Surprise billing continues to wallop hospital patients in Georgia. As in years past, the Legislature continues to say it wants to help.
Surprise billing happens when properly insured patients receive reasonable health care and then find out after the fact that their insurance company isn’t going to pay. The most commonly discussed occurrences are with doctors such as radiologists and anesthesiologists who work in hospitals.
Such doctors may be contractors rather than hospital employees, a practice that is increasingly common. If so, although the hospital may be in the patient’s network, that doesn’t mean the doctor is. If the doctor doesn’t have his or her own contract with the patient’s insurance company, there won’t be an agreed-upon price. In that case, the insurance company may pay the doctor little or nothing — whatever it decides.
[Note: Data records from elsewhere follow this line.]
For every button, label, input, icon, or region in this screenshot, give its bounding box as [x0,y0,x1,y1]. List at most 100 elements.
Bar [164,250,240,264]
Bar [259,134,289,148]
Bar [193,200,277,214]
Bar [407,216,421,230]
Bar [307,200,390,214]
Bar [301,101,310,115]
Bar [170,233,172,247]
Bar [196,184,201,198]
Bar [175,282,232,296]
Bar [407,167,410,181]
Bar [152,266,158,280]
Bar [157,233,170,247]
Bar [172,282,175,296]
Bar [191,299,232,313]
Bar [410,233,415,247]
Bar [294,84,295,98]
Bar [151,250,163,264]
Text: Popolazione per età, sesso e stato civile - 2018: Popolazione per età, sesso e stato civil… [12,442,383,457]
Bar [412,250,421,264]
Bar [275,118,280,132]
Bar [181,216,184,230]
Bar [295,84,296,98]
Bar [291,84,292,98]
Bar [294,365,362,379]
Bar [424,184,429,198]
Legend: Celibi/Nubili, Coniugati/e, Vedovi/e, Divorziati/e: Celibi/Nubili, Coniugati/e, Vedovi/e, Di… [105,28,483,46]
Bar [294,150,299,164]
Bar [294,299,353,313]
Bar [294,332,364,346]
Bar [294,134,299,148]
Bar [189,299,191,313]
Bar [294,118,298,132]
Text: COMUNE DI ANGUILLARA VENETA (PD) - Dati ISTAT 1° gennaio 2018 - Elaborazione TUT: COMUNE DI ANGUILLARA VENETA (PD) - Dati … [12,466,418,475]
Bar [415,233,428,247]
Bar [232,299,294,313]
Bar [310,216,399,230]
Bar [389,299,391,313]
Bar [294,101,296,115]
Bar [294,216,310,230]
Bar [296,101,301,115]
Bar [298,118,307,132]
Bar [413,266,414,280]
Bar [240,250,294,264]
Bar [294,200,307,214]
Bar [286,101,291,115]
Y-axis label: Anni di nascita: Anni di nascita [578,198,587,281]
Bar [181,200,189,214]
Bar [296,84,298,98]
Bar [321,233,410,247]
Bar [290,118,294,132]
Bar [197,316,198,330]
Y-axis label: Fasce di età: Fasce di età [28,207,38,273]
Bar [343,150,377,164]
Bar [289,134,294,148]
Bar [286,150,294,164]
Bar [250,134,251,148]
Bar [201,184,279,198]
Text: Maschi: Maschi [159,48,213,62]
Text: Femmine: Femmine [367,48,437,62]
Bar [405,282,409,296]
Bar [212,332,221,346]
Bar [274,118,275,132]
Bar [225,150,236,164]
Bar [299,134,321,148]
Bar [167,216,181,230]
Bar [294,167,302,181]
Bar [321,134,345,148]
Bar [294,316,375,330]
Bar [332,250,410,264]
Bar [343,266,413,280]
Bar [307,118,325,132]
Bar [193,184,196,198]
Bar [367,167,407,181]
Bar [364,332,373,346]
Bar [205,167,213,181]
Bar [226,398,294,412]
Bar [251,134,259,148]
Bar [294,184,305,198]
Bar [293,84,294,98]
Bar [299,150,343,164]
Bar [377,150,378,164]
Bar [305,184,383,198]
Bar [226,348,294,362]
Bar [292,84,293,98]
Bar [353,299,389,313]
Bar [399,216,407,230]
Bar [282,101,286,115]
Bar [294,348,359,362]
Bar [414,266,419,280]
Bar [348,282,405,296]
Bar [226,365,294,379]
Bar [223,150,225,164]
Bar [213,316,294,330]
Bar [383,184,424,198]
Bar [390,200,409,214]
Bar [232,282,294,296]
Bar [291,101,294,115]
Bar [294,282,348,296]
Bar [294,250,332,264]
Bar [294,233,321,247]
And the doctor will bill the patient for the rest — whatever price the doctor decides.
The patient is in the middle, stuck with a bill he or she didn’t expect and is probably a sky-high price to boot.
This year, legislators have introduced two bills to deal with the problem, Senate Bill 56, proposed by state Sen. Chuck Hufstetler, R-Rome, and House Bill 84, proposed by state Rep. Richard Smith, R-Columbus. Both have won committee endorsements but have yet to receive a chamber vote.
That means they’re confronting a deadline. Thursday will be Crossover Day, when a bill typically needs to pass at least one chamber in the General Assembly in order to have a chance at becoming law this year.
Both require that companies post prices and network information so patients can look for that information.
Hufstetler’s bill goes further. It would require insurance companies to pay their client’s doctor bills even though they don’t have a contract with that doctor. As in past years, all the controversy revolves around what price the law would set for the insurer to pay. If the price list mandated by the government is too high, it would raise the question why any doctor would sign an insurance contract to begin with, when he or she could instead take the price set by law for out-of-network doctors.
SB 56 pegs the price to a nonprofit price database of medical bills that have actually been paid previously. Insurance companies say those prices are indeed too high, and they oppose the bill.
Over in the House, Smith’s bill wouldn’t require insurance companies to pay the balance at all. It would leave the burden on the patient to ask whether his or her doctors and health care providers would all be in his insurance policy network. It would require health care providers to let the patient know how much they’ll bill the patient, but only if the patient figures out first if he or she needs to ask.
Most of the services involved in those kinds of surprise bills are non-emergencies, where a patient may not know to investigate but at least has time. The Legislature does not appear to be acting on surprise emergency room bills that result where an insurance company may say the patient shouldn’t have gone to the emergency room in the first place. A federal suit is pending over that practice.